Murat laisse la provoc' à ses prises de paroles,
souvent jouissives, dans la presse. Sur ses disques, c'est toujours du
beau travail soigné, exigeant envers lui-même (bien que le Jean-Louis
sache faire dans la grosse déconnade, voir Les Rancheros). Les premières
mesures de "Qu'est-ce que ça veut dire" posent un groove charnu, avec
la basse ronde du fidèle Fred Jimenez. Murat semble avoir intégré l'état
d'esprit laid-back de la
musique Us : ce titre en est un bon exemple. Sur cette trame,
l'Auvergnat aborde des thèmes variés qui vont de la famille, la guerre
("Rémi est mort ainsi"), l'enracinement ("Haut Arverne") et son
contraire l'exode rural ("Vendre les prés", qui aurait pu servir de
bande-son à la trilogie documentaire de Raymon Depardon sur les
paysans). Murat sait éviter l'écueil de la "chanson à thème" et garde de
la hauteur grâce au style de ses textes. "Alexandrie", comme "Qu'est-ce
que ça veut dire", s'étirent un peu longuement, et de manière plus
générale, le chant chamallow renforce une sensation de monochromie.

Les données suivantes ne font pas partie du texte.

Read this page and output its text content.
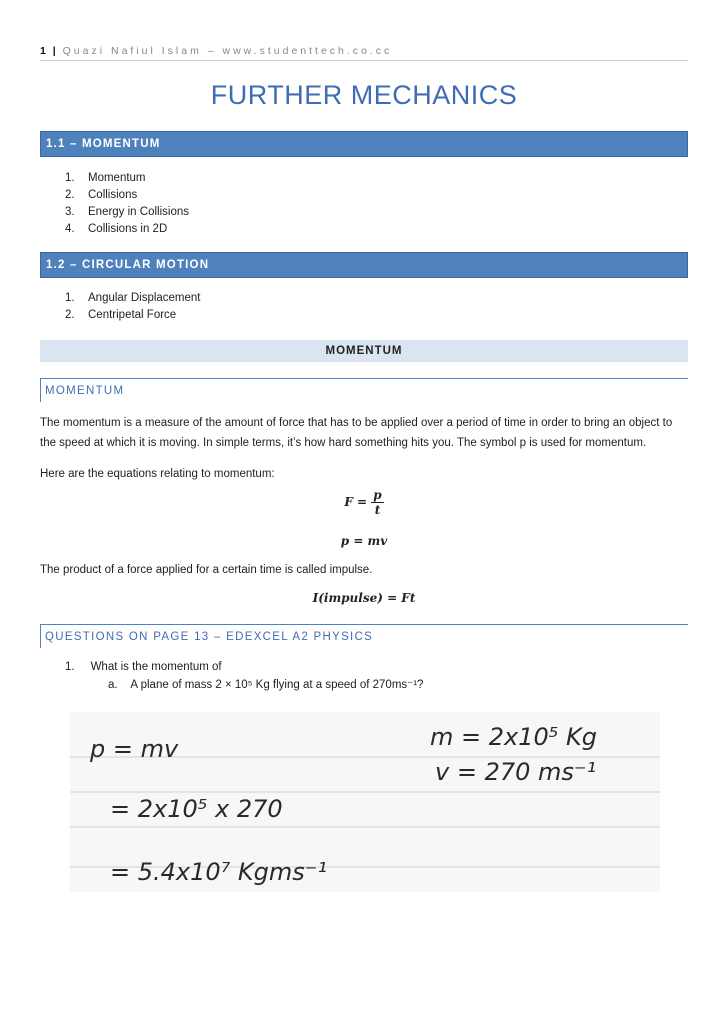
1 | Quazi Nafiul Islam – www.studenttech.co.cc
FURTHER MECHANICS
1.1 – MOMENTUM
1. Momentum
2. Collisions
3. Energy in Collisions
4. Collisions in 2D
1.2 – CIRCULAR MOTION
1. Angular Displacement
2. Centripetal Force
MOMENTUM
MOMENTUM
The momentum is a measure of the amount of force that has to be applied over a period of time in order to bring an object to the speed at which it is moving. In simple terms, it’s how hard something hits you. The symbol p is used for momentum.
Here are the equations relating to momentum:
$F = \frac{p}{t}$
p = mv
The product of a force applied for a certain time is called impulse.
I(impulse) = Ft
QUESTIONS ON PAGE 13 – EDEXCEL A2 PHYSICS
1. What is the momentum of
a. A plane of mass 2 × 10⁵ Kg flying at a speed of 270ms⁻¹?
p = mv	m = 2x10⁵ Kg
v = 270 ms⁻¹
= 2x10⁵ x 270
= 5.4x10⁷ Kgms⁻¹
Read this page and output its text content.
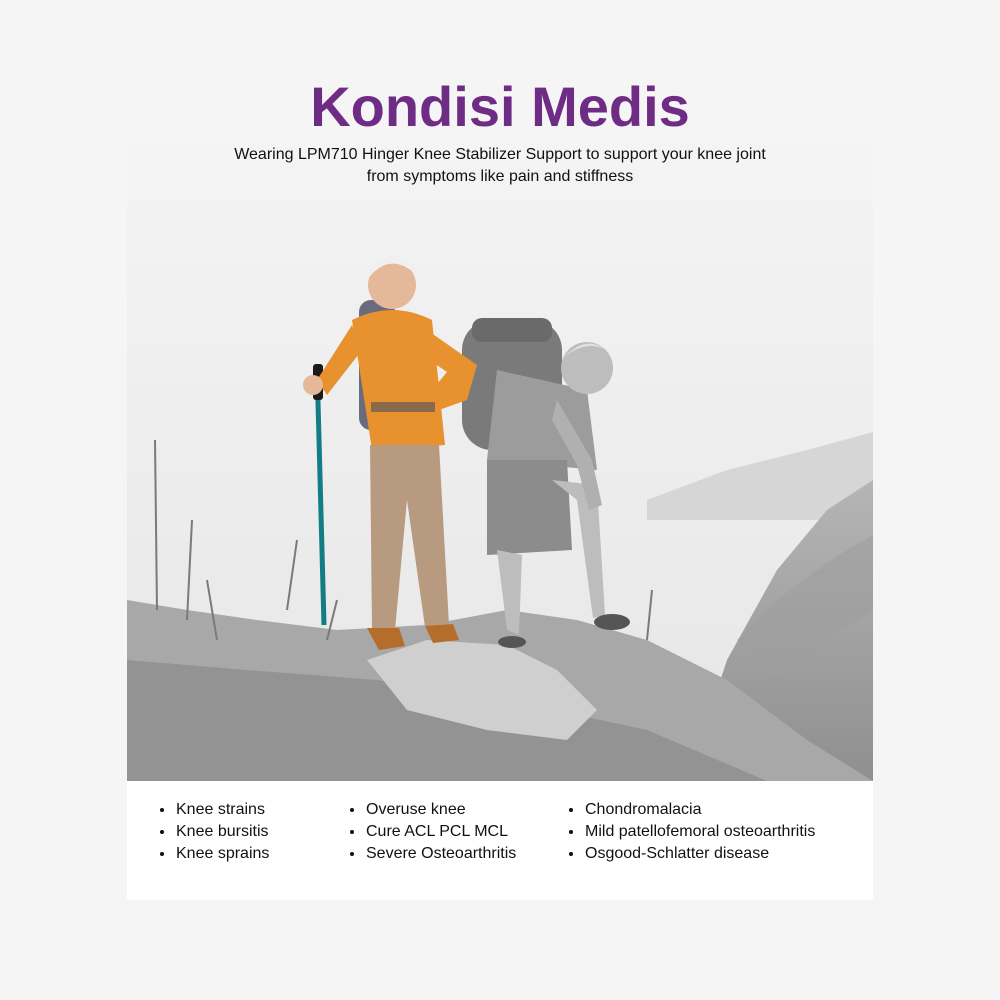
Kondisi Medis
Wearing LPM710 Hinger Knee Stabilizer Support to support your knee joint
from symptoms like pain and stiffness
Knee strains
Knee bursitis
Knee sprains
Overuse knee
Cure ACL PCL MCL
Severe Osteoarthritis
Chondromalacia
Mild patellofemoral osteoarthritis
Osgood-Schlatter disease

"Vendre les près" sonne même un peu jazzy cheap,
mais ce n'est pas la première fois (on peut remonter jusqu'au
synthétique "Cheyenne autumn", 1989). "Je voudrais me perdre de vue" est
un titre programmatique qui résume le propos de la chanson, dont
l'écoute s'avère du coup presque superflue. Jean-Louis Murat a coupé
dans le vif de ses textes, ce qui donne parfois l'impression d'une
accumulation d'images cinglantes à travers desquelles on a un peu de mal
à se frayer un chemin ; mais on peut aussi se laisser simplement porter
par le côté tout bonnement agréable de l'ensemble.
Accentuons
notre attention sur les temps forts : la rythmique conquérante et la
couleur rouge sang de "Sans pitié pour le cheval" dans laquelle Murat se
retrouve dans la peau d'un troufion (en un seul mot !) pris sous le feu
de l'une des batailles de la Marne lors de la première guerre mondiale.
En bon grimpeur, Jean-Louis produit l'effort dans l'ascension finale :
"Le champion espagnol" (Federico Bahamontès ? Miguel Indurain ?) avec
ses notes de douze cordes carillonnante puis "Les rouges souliers" au gimmick de
guitare acide et efficace, dégageant un lointain parfum de western. Une
énième variation sur l'amour, sujet inépuisable pour le chanteur.
Avec
"Grand lièvre", Jean-Louis Murat reste à la fois à côté en au-dedans du
peloton de tête de la chanson française, toujours dans les échappées au
panache et sans un regard pour les suiveurs.
JEAN-LOUIS MURAT Sans pitié pour le cheval (Live Le Figaro 2011)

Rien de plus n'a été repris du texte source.